Pour tâcher de donner une idée des divers rapports qui peuvent regner entre ces deux extrêmes, je prendrai pour exemple le nombre du peuple, comme un rapport plus facile à exprimer.

Supposons que l’État soit composé de dix-mille Citoyens. Le Souverain ne peut être considéré que collectivement & en corps : Mais chaque particulier en qualité de sujet est considéré comme individu : Ainsi le Souverain est au sujet comme dix-mille est à un : C’est-à-dire que chaque membre de l’Etat n’a pour sa part que la dix-millieme partie de l’autorité souveraine, quoi qu’il lui soit soumis tout entier. Que le peuple soit composé de cent-mille hommes, l’état des sujets ne change pas, & chacun porte également tout l’empire des loix, tandis que son suffrage, réduit à un cent-millieme, a dix fois moins d’influence dans leur rédaction. Alors le sujet restant toujours un, le rapport du Souverain augmente en raison du nombre des Citoyens. D’où il suit que plus l’Etat s’agrandit, plus la liberté diminue.

Quand je dis que le rapport augmente, j’entends qu’il s’éloigne de l’égalité. Ainsi plus le rapport est grand dans l’acception des Géometres, moins il y a de rapport dans l’acception commune ; dans la premiere le rapport considéré selon la quantité se mésure par l’exposant, & dans l’autre, considéré selon l’identité, il s’estime par la similitude.

Or moins les volontés particulieres se rapportent à la volonté générale, c’est-à-dire les mœurs aux loix, plus la force réprimante doit augmenter. Donc le Gouvernement, pour être bon, doit être rélativement plus fort à mésure que le peuple est plus nombreux.

D’un autre côté, l’aggrandissement de l’Etat donnant aux dépositaires de l’autorité publique plus de tentations & de moyens d’abuser de leur pouvoir, plus le Gouvernement doit avoir de force pour contenir le peuple, plus le Souverain doit en avoir à son tour pour contenir le Gouvernement. Je ne parle pas ici d’une force absolue, mais de la force rélative des diverses parties de l’Etat.

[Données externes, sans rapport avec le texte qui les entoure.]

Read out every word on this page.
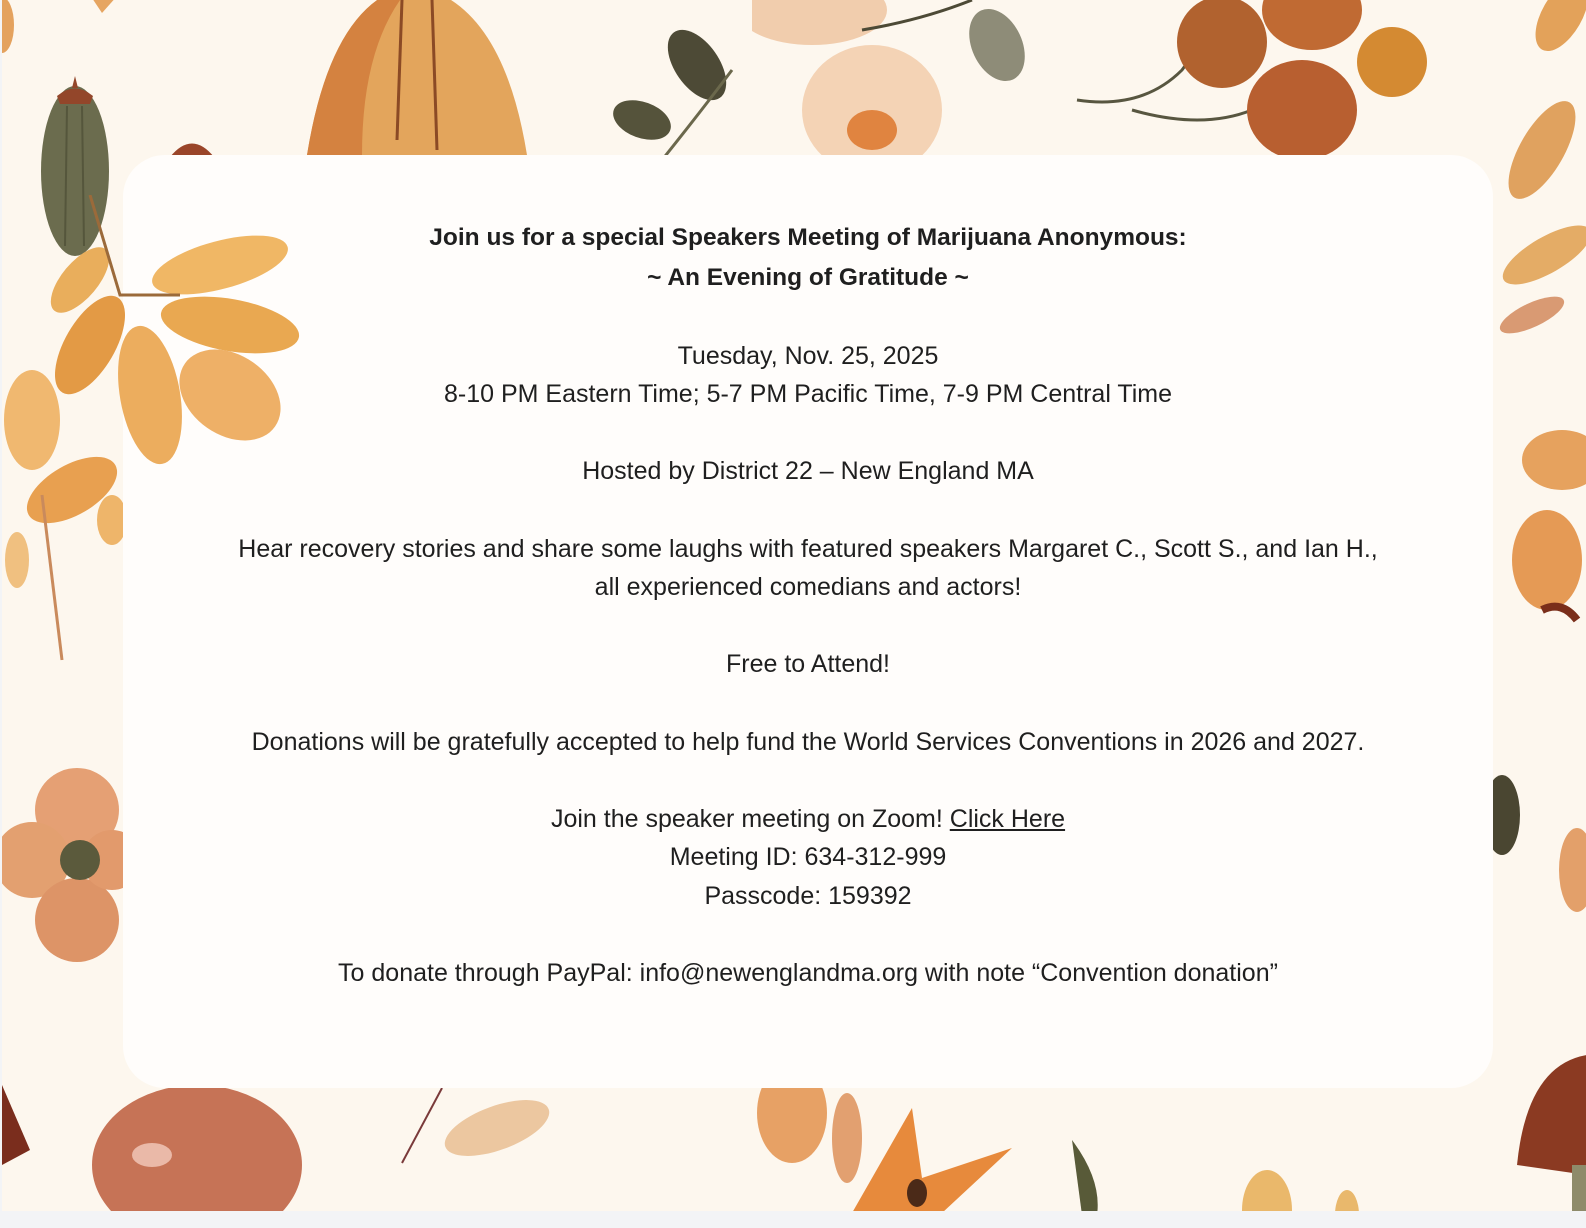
Join us for a special Speakers Meeting of Marijuana Anonymous:
~ An Evening of Gratitude ~
Tuesday, Nov. 25, 2025
8-10 PM Eastern Time; 5-7 PM Pacific Time, 7-9 PM Central Time
Hosted by District 22 – New England MA
Hear recovery stories and share some laughs with featured speakers Margaret C., Scott S., and Ian H.,
all experienced comedians and actors!
Free to Attend!
Donations will be gratefully accepted to help fund the World Services Conventions in 2026 and 2027.
Join the speaker meeting on Zoom! Click Here
Meeting ID: 634-312-999
Passcode: 159392
To donate through PayPal: info@newenglandma.org with note “Convention donation”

Il suit de ce double rapport que la proportion continue entre le Souverain le Prince & le peuple, n’est point une idée arbitraire, mais une conséquence nécessaire de la nature du corps politique. Il suit encore que l’un des extrêmes, savoir le peuple comme sujet, étant fixe & représenté par l’unité, toutes les fois que la raison doublée augmente ou diminue, la raison simple augmente ou diminue semblablement, & que par conséquent le moyen terme est changé. Ce qui fait voir qu’il n’y a pas une constitution de Gouvernement unique & absolue, mais qu’il peut y avoir autant de Gouvernemens différens en nature que d’Etats différens en grandeur.

Si, tournant ce sistême en ridicule, on disoit que pour trouver cette moyenne proportionnelle & former le corps du Gouvernement il ne faut, selon moi, que tirer la racine quarrée du nombre du peuple ; je répondrois que je ne prends ici ce nombre que pour un exemple, que les rapports dont je parle ne se mésurent pas seulement par le nombre des hommes, mais en général par la quantité d’action, laquelle se combine par des multitudes de causes, qu’au reste si, pour m’exprimer en moins de paroles, j’emprunte un moment des termes de géométrie, je n’ignore pas, cependant, que la précision géométrique n’a point lieu dans les quantités morales.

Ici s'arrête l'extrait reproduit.